Every beat of her heart rings behind my ears, echoing through my soul. Awaking that feral hunger inside.

Blood.

I want her blood.

I mutter another curse, lurching back as my head pulses.

Biting her now would kill her. I know that. And yet my vision starts to redden, that desperate craving intensifying.

“No,” I growl to the quiet room. “No. Irefuse.”

Lunging for the kitchen, I grip the edge of the counter and fling open the cabinets, grabbing everything I can that looks remotely edible and shoving it in my face.

Even the stuff that’s way too sweet. It’s just crystals of sugar. The white kind, and the brown kind.

And a bar of chocolate.

I eat that, too, then chug water straight from the sink. Damn, indoor plumbing sure is a marvel.

Only then do I start to feel my strength rushing back.

Finally.

Maybe this is what it’s like to be a weak little human. How the hell do they survive?

Speaking of.

The blankets rustle as the human stirs.

“So you’re awake,” I say, leaning around the kitchen wall. “Good. You need to eat.”

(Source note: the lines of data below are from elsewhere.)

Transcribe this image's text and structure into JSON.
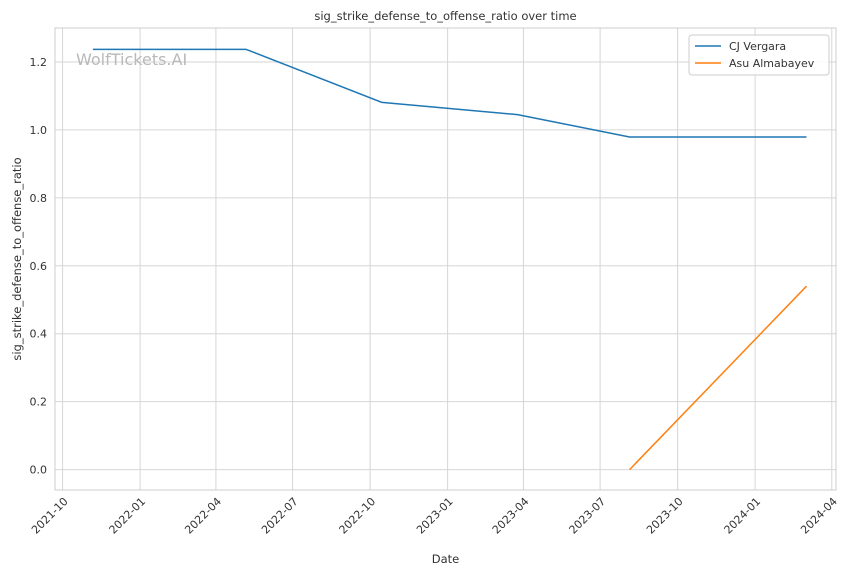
{
  "watermark": "WolfTickets.AI",
  "chart_data": {
    "type": "line",
    "title": "sig_strike_defense_to_offense_ratio over time",
    "xlabel": "Date",
    "ylabel": "sig_strike_defense_to_offense_ratio",
    "x_range": [
      "2021-09-22",
      "2024-04-06"
    ],
    "ylim": [
      -0.06,
      1.3
    ],
    "x_ticks": [
      "2021-10",
      "2022-01",
      "2022-04",
      "2022-07",
      "2022-10",
      "2023-01",
      "2023-04",
      "2023-07",
      "2023-10",
      "2024-01",
      "2024-04"
    ],
    "y_ticks": [
      "0.0",
      "0.2",
      "0.4",
      "0.6",
      "0.8",
      "1.0",
      "1.2"
    ],
    "grid": true,
    "legend": "top-right",
    "series": [
      {
        "name": "CJ Vergara",
        "color": "#1f77b4",
        "points": [
          {
            "x": "2021-11-06",
            "y": 1.237
          },
          {
            "x": "2022-05-07",
            "y": 1.237
          },
          {
            "x": "2022-10-15",
            "y": 1.081
          },
          {
            "x": "2023-03-25",
            "y": 1.045
          },
          {
            "x": "2023-08-05",
            "y": 0.979
          },
          {
            "x": "2024-03-02",
            "y": 0.979
          }
        ]
      },
      {
        "name": "Asu Almabayev",
        "color": "#ff7f0e",
        "points": [
          {
            "x": "2023-08-05",
            "y": 0.0
          },
          {
            "x": "2024-03-02",
            "y": 0.54
          }
        ]
      }
    ]
  }
}
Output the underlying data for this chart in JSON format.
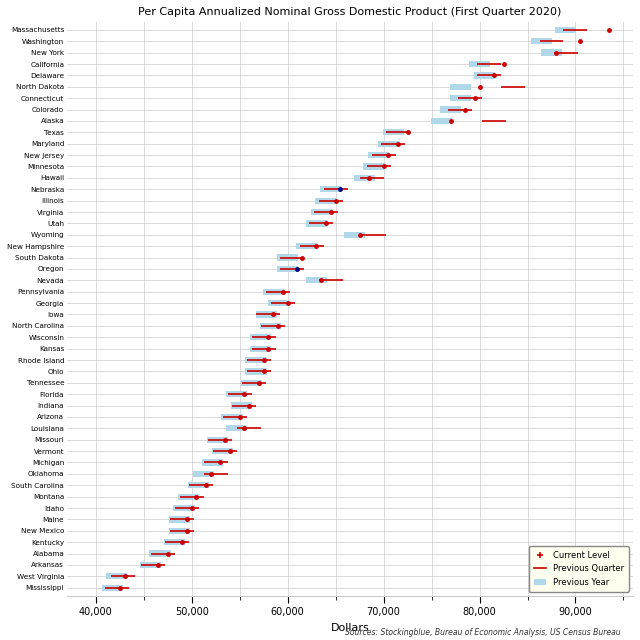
{
  "title": "Per Capita Annualized Nominal Gross Domestic Product (First Quarter 2020)",
  "xlabel": "Dollars",
  "source": "Sources: Stockingblue, Bureau of Economic Analysis, US Census Bureau",
  "states": [
    "Massachusetts",
    "Washington",
    "New York",
    "California",
    "Delaware",
    "North Dakota",
    "Connecticut",
    "Colorado",
    "Alaska",
    "Texas",
    "Maryland",
    "New Jersey",
    "Minnesota",
    "Hawaii",
    "Nebraska",
    "Illinois",
    "Virginia",
    "Utah",
    "Wyoming",
    "New Hampshire",
    "South Dakota",
    "Oregon",
    "Nevada",
    "Pennsylvania",
    "Georgia",
    "Iowa",
    "North Carolina",
    "Wisconsin",
    "Kansas",
    "Rhode Island",
    "Ohio",
    "Tennessee",
    "Florida",
    "Indiana",
    "Arizona",
    "Louisiana",
    "Missouri",
    "Vermont",
    "Michigan",
    "Oklahoma",
    "South Carolina",
    "Montana",
    "Idaho",
    "Maine",
    "New Mexico",
    "Kentucky",
    "Alabama",
    "Arkansas",
    "West Virginia",
    "Mississippi"
  ],
  "current": [
    93500,
    90500,
    88000,
    82500,
    81500,
    80000,
    79500,
    78500,
    77000,
    72500,
    71500,
    70500,
    70000,
    68500,
    65500,
    65000,
    64500,
    64000,
    67500,
    63000,
    61500,
    61000,
    63500,
    59500,
    60000,
    58500,
    59000,
    58000,
    58000,
    57500,
    57500,
    57000,
    55500,
    56000,
    55000,
    55500,
    53500,
    54000,
    53000,
    52000,
    51500,
    50500,
    50000,
    49500,
    49500,
    49000,
    47500,
    46500,
    43000,
    42500
  ],
  "prev_quarter": [
    90000,
    87500,
    89000,
    81000,
    81000,
    83500,
    79000,
    78000,
    81500,
    71500,
    71000,
    70000,
    69500,
    68800,
    65000,
    64500,
    64000,
    63500,
    69000,
    62500,
    60500,
    60500,
    64500,
    59000,
    59500,
    58000,
    58500,
    57500,
    57500,
    57000,
    57000,
    56500,
    55000,
    55500,
    54500,
    56000,
    53000,
    53500,
    52500,
    52500,
    51000,
    50000,
    49500,
    49000,
    49000,
    48500,
    47000,
    46000,
    42800,
    42200
  ],
  "prev_year": [
    89000,
    86500,
    87500,
    80000,
    80500,
    78000,
    78000,
    77000,
    76000,
    71000,
    70500,
    69500,
    69000,
    68000,
    64500,
    64000,
    63500,
    63000,
    67000,
    62000,
    60000,
    60000,
    63000,
    58500,
    59000,
    57800,
    58200,
    57200,
    57200,
    56700,
    56700,
    56200,
    54700,
    55200,
    54200,
    54700,
    52700,
    53200,
    52200,
    51200,
    50700,
    49700,
    49200,
    48700,
    48700,
    48200,
    46700,
    45700,
    42200,
    41700
  ],
  "special_blue_dots": [
    14,
    21
  ],
  "bar_color": "#b0d8e8",
  "bar_color_special": "#f5b8b8",
  "dot_color": "#cc0000",
  "dot_color_blue": "#00008b",
  "line_color_normal": "#cc0000",
  "line_color_special": "#cc0000",
  "background": "#ffffff",
  "grid_color": "#cccccc",
  "legend_bg": "#fffff0"
}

She blinks up at me, groggy and confused. Sitting there in those little pajamas with the rumpled blankets falling around her waist.

“Was that…was that a dream?”

I shake my head. “Not a dream.”

She groans, hauling herself out of bed and plopping down at the little dining table.

“How long was I in there?”

“That’s the trick of the place. You can’t tell a second from a century. Yet it still drags just as long.”